The relationship between Houdini and Lippman, although interesting, is not the main purpose for this blog. It is what I acquired a short while ago that makes this relationship even more interesting and perhaps re-writes Houdini history as we currently know it:  at least for one much talked about and fabled escape Houdini’s Buried Alive.

Conventional wisdom once had it that Houdini performed a buried alive stunt just once in 1915 in California where he was locked in handcuffs and buried in dirt and basically had to dig himself out darn near killing him.

1926 Buried Alive Poster

In not so much a buried alive stunt but more of an endurance test, on August 5th of 1926 Houdini locked himself into a coffin and submerged himself in a tank of water at the Shelton Hotel pool which is also well know.  His friend Walter Lippman was invited to attend that demonstration.

Houdini’s first Buried Alive poster was printed in 1914 and is shown at the introduction to this blog.  Houdini had a second poster printed with an Egyptian theme “Egyptian Fakirs Outdone” around 1925-26 in preparation for doing the trick live on stage buried beneath a ton of sand.  It was once believed both of these never occurred.

On March 20th of 2012 it was reported in the excellent blog from John Cox Wild About Houdini (http://www.wildabouthoudini.com/search?q=buried+alive) that Houdini did perform this version of the Buried Alive Illusion in September of 1926 as described in a letter to James Harto.  (see Houdini’s original file copy of that letter which I own below).

It may be time to write another chapter to this story. How else do you explain the inscription on my recent acquisition? On May 27th of 1926 Houdini inscribed the book Miracle Mongers and Their Methods to his friend Walter Lippman with the following postscript: “I did the buried “alive” in Berlin Germany in 1908-rebuilt it in 1916 still have the apparatus”.    WOW!

This small inscription says so much!  Let’s digest this for a moment.

Houdini May 27, 1926 Inscription to Walter Lippman

Obviously, Walter and Houdini had been discussing it for some reason as you just don’t say something like that out of total context.

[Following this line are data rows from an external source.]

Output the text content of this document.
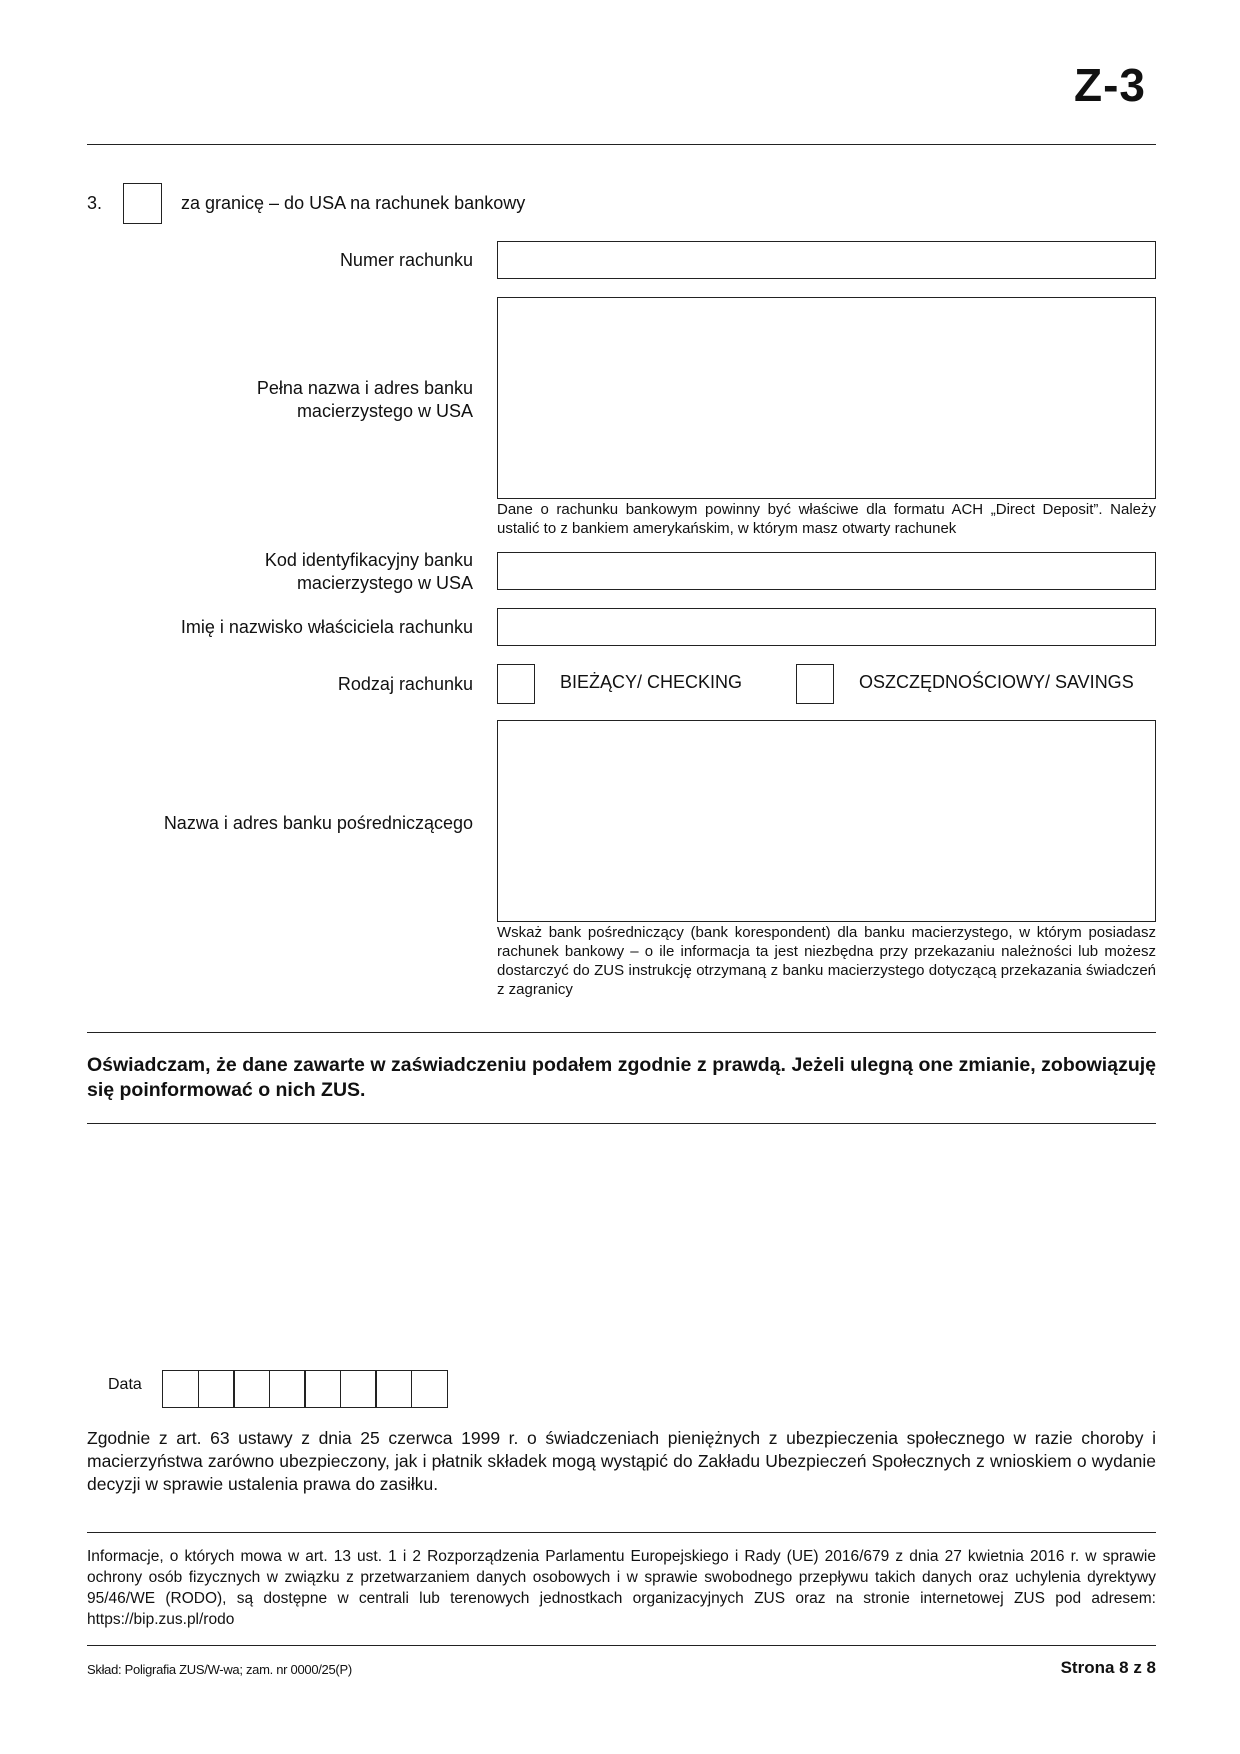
Z-3
3.	za granicę – do USA na rachunek bankowy
Numer rachunku
Pełna nazwa i adres banku
macierzystego w USA
Dane o rachunku bankowym powinny być właściwe dla formatu ACH „Direct Deposit”. Należy ustalić to z bankiem amerykańskim, w którym masz otwarty rachunek
Kod identyfikacyjny banku
macierzystego w USA
Imię i nazwisko właściciela rachunku
Rodzaj rachunku	BIEŻĄCY/ CHECKING	OSZCZĘDNOŚCIOWY/ SAVINGS
Nazwa i adres banku pośredniczącego
Wskaż bank pośredniczący (bank korespondent) dla banku macierzystego, w którym posiadasz rachunek bankowy – o ile informacja ta jest niezbędna przy przekazaniu należności lub możesz dostarczyć do ZUS instrukcję otrzymaną z banku macierzystego dotyczącą przekazania świadczeń z zagranicy
Oświadczam, że dane zawarte w zaświadczeniu podałem zgodnie z prawdą. Jeżeli ulegną one zmianie, zobowiązuję się poinformować o nich ZUS.
Data
Zgodnie z art. 63 ustawy z dnia 25 czerwca 1999 r. o świadczeniach pieniężnych z ubezpieczenia społecznego w razie choroby i macierzyństwa zarówno ubezpieczony, jak i płatnik składek mogą wystąpić do Zakładu Ubezpieczeń Społecznych z wnioskiem o wydanie decyzji w sprawie ustalenia prawa do zasiłku.
Informacje, o których mowa w art. 13 ust. 1 i 2 Rozporządzenia Parlamentu Europejskiego i Rady (UE) 2016/679 z dnia 27 kwietnia 2016 r. w sprawie ochrony osób fizycznych w związku z przetwarzaniem danych osobowych i w sprawie swobodnego przepływu takich danych oraz uchylenia dyrektywy 95/46/WE (RODO), są dostępne w centrali lub terenowych jednostkach organizacyjnych ZUS oraz na stronie internetowej ZUS pod adresem: https://bip.zus.pl/rodo
Skład: Poligrafia ZUS/W-wa; zam. nr 0000/25(P)	Strona 8 z 8
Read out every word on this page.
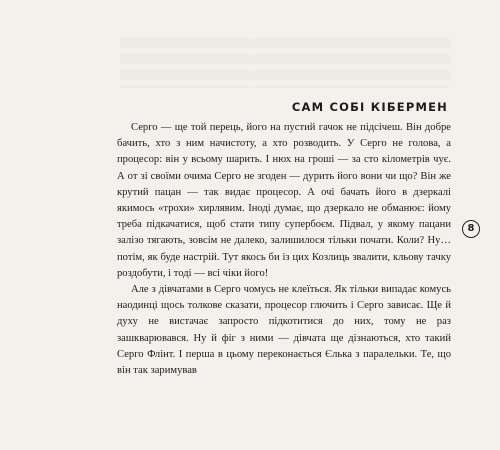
САМ СОБІ КІБЕРМЕН

Серго — ще той перець, його на пустий гачок не підсічеш. Він добре бачить, хто з ним начистоту, а хто розводить. У Серго не голова, а процесор: він у всьому шарить. І нюх на гроші — за сто кілометрів чує. А от зі своїми очима Серго не згоден — дурить його вони чи що? Він же крутий пацан — так видає процесор. А очі бачать його в дзеркалі якимось «трохи» хирлявим. Іноді думає, що дзеркало не обманює: йому треба підкачатися, щоб стати типу супербоєм. Підвал, у якому пацани залізо тягають, зовсім не далеко, залишилося тільки почати. Коли? Ну… потім, як буде настрій. Тут якось би із цих Козлиць звалити, кльову тачку роздобути, і тоді — всі чіки його!

Але з дівчатами в Серго чомусь не клеїться. Як тільки випадає комусь наодинці щось толкове сказати, процесор глючить і Серго зависає. Ще й духу не вистачає запросто підкотитися до них, тому не раз зашкварювався. Ну й фіг з ними — дівчата ще дізнаються, хто такий Серго Флінт. І перша в цьому переконається Єлька з паралельки. Те, що він так заримував

8
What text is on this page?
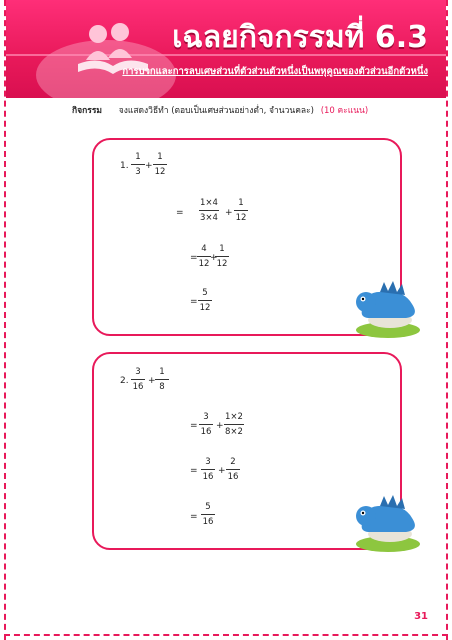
เฉลยกิจกรรมที่ 6.3
การบวกและการลบเศษส่วนที่ตัวส่วนตัวหนึ่งเป็นพหุคูณของตัวส่วนอีกตัวหนึ่ง
กิจกรรม จงแสดงวิธีทำ (ตอบเป็นเศษส่วนอย่างต่ำ, จำนวนคละ) (10 คะแนน)
1.
1
3
+
1
12
=
1×4
3×4 +
1
12
=
4
12
+
1
12
=
5
12
2.
3
16
+
1
8
=
3
16
+
1×2
8×2
=
3
16
+
2
16
=
5
16
31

1908 Berlin is the right time frame as Houdini was performing there with the Circus Busch from the end of August to the end of October.

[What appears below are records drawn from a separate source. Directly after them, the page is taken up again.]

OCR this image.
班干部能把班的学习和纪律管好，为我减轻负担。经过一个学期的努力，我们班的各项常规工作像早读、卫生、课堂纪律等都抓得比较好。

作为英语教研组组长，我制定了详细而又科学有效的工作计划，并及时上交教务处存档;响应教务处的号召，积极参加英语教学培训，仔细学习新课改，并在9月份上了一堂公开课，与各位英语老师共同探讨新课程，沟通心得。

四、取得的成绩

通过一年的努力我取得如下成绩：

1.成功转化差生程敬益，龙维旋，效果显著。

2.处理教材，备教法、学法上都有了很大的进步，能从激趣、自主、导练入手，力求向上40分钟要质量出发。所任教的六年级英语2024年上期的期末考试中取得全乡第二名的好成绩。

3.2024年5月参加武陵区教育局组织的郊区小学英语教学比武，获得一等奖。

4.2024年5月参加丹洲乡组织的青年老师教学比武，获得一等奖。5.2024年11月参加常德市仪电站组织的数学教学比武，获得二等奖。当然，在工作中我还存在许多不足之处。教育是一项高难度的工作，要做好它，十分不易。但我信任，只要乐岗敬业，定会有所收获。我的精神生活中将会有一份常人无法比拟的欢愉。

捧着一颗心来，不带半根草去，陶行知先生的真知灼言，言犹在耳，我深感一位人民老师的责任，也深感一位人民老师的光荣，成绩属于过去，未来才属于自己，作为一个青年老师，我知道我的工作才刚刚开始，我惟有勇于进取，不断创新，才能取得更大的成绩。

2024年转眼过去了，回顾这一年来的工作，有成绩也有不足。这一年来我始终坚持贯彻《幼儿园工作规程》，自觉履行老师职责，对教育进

I believe this is the apparatus he also used in 1926 as the inscription basically confirms that.  We are not talking about some other buried alive stunt.

This likely explains the 1914 mystery poster posted at the beginning of this blog.   Houdini was planning on rebuilding and presenting this effect then.  He did re-build it but did not perform it until 1926 (4 months after his inscription to his friend Walter) when he produced the Egyptian themed poster and performed it once!  Perhaps because it was so difficult to stage as most of us surmise.

Hopefully the Houdini experts (of which I am not) will discuss this and either agree or disagree with my thoughts.

I do not know if we will ever stop learning about the exploits of Houdini.  It seems our historical perspective changes constantly when it comes to this iconic figure.

 

Houdini’s File copy of Harto Letter confirming the Buried Alive was performed.